Does the future look dry for Tuscan wines?

How winemakers are contending with climate change

Phoebe Owston
April 29, 2019 - 17:34

2002, 2011 and 2017 are just three recent Tuscan vintages negatively affected by global warming. Forecasting and estimating the effects of climate change have kept the world’s scientists occupied for years, yet little is written as to how tangible consequences are being managed in the region’s wineries.

A small winery with approximately 2.5 hectares under vine, Poggio La Noce stands in the hills of Fiesole, elevated between 800 and 1,000 feet. Relatively young, their first vines were planted with Sangiovese in 2000 and their second with Sangiovese, Canaiolo and Colorino in 2018. The focus is firmly on sustainable winemaking, meaning that once the fruit comes in from the vineyard, it is processed and left relatively untouched, allowing the grapes to ferment with their natural yeast.
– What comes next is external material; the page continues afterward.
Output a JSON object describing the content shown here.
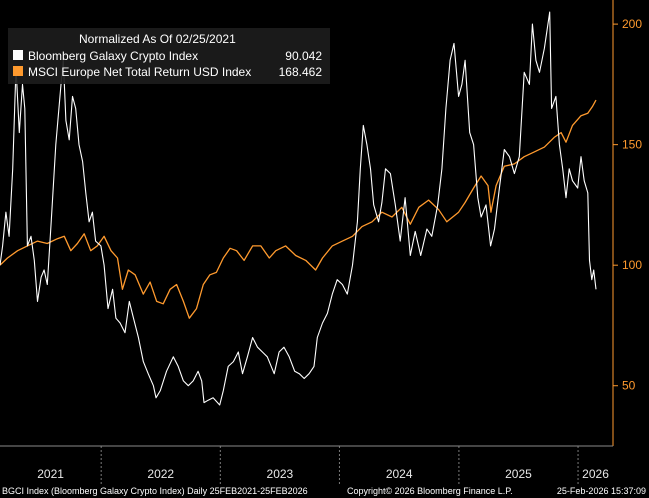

“The wine is made on the vine,” Claire Beliard, co-owner of the estate, explains, while detailing how her staff obsessively watch the weather, especially in this decade where one year can prove climatically polar-opposite from the next. “2016 and 2004 were perfect classic years, when the weather was nice and regular. In a decade, we’ll get three regular vintages. The rest of the time, it’s all over the place,” Beliard stresses before specifying that the erratic weather means that it’s difficult for a gradual maturation cycle to develop.

Ruffino, a major player on the Italian wine scene, also cites the difficulties in dealing with varying weather conditions. “We try and mitigate the effects of weather-related stress that the plant experiences,” comments Lorena Troccoli, agronomist and Poggio Casciano estate manager. Canopy management and pruning are preferred methods. Guyot and spur-pruning are the main methods in Tuscany, but Troccoli suggests that they may need to be revised in years to come in order to protect grapes from excessive heat and light.
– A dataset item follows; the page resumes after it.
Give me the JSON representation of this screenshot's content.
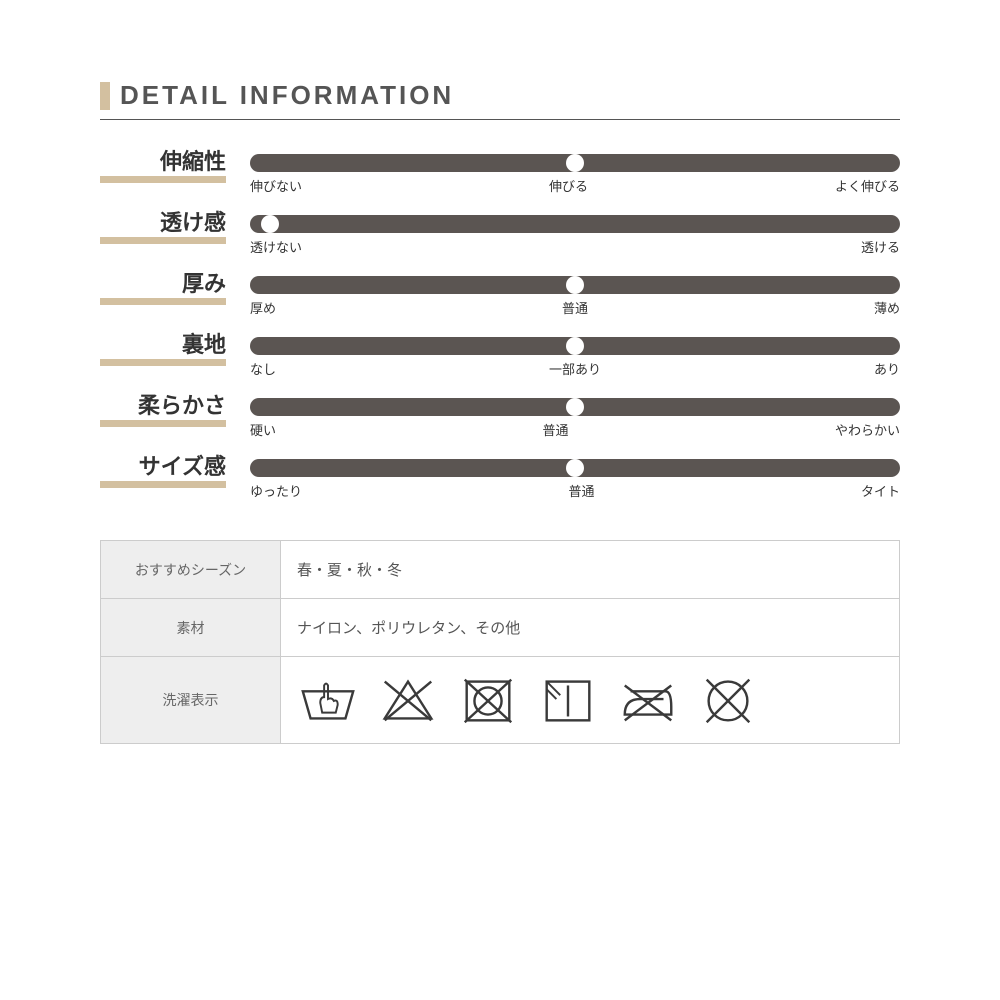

To counteract the effects of extreme heat, Poggio La Noce does everything in its power to trick the ripening cycle into becoming more gradual and measured. Pruning in February, later in the year, means the plant develops later and does not asked to be picked so early, avoiding early ripening and unpleasant wine. Topping—chopping off the tops of the main shoots—forces the plant to grow side shoots that disperse the energy in the plant; by having less fruit on the plant, you slow down the sugar development when the climate wants only to speed it up. “We’re making the plant struggle a little bit, so it doesn’t do as much with the fruit as fast,” Beliard declares.

Struggle goes hand in hand with the effects of climate change, and with rising temperatures and greater sun exposure, sunburn is a risk and blocks the plants' photosynthesising ability. Ruffino provides some respite from harsh sun radiation with Kaolin, a clay-based solution applied to the leaf canopy to protect the vine leaves from excessive sun exposure, allowing photosynthesis to occur and ensuring high-quality fruit.

Less rainfall is another issue. No irrigation takes place at Poggio La Noce, employing a minimal intervention attitude until the earth gets really dry when they churn the top soil to disrupt the groundwater evaporation process, keeping the land moister for longer. Ruffino’s Poggio Casciano, an estate of over 220 hectares, has little choice but to irrigate using water to support the colossal production, albeit always with sustainability in mind by reusing excess water.

What’s clear is that, regardless of size or bottle count, the unpredictability of the weather can leave wineries perplexed about how to plan and carry out their agricultural calendar. Ruffino has the advantage of running several estates in Tuscany, where their staff can train and gain an understanding of the different microclimates, meaning extensive expertise is behind every climate mitigation decision. Poggio La Noce’s immediate hands-on approach means they can observe the fruit closely before it gets into the winery and act accordingly. Climate unpredictability is now part and parcel of winemaking—there’s hope to be found in the adaptability of Tuscan producers.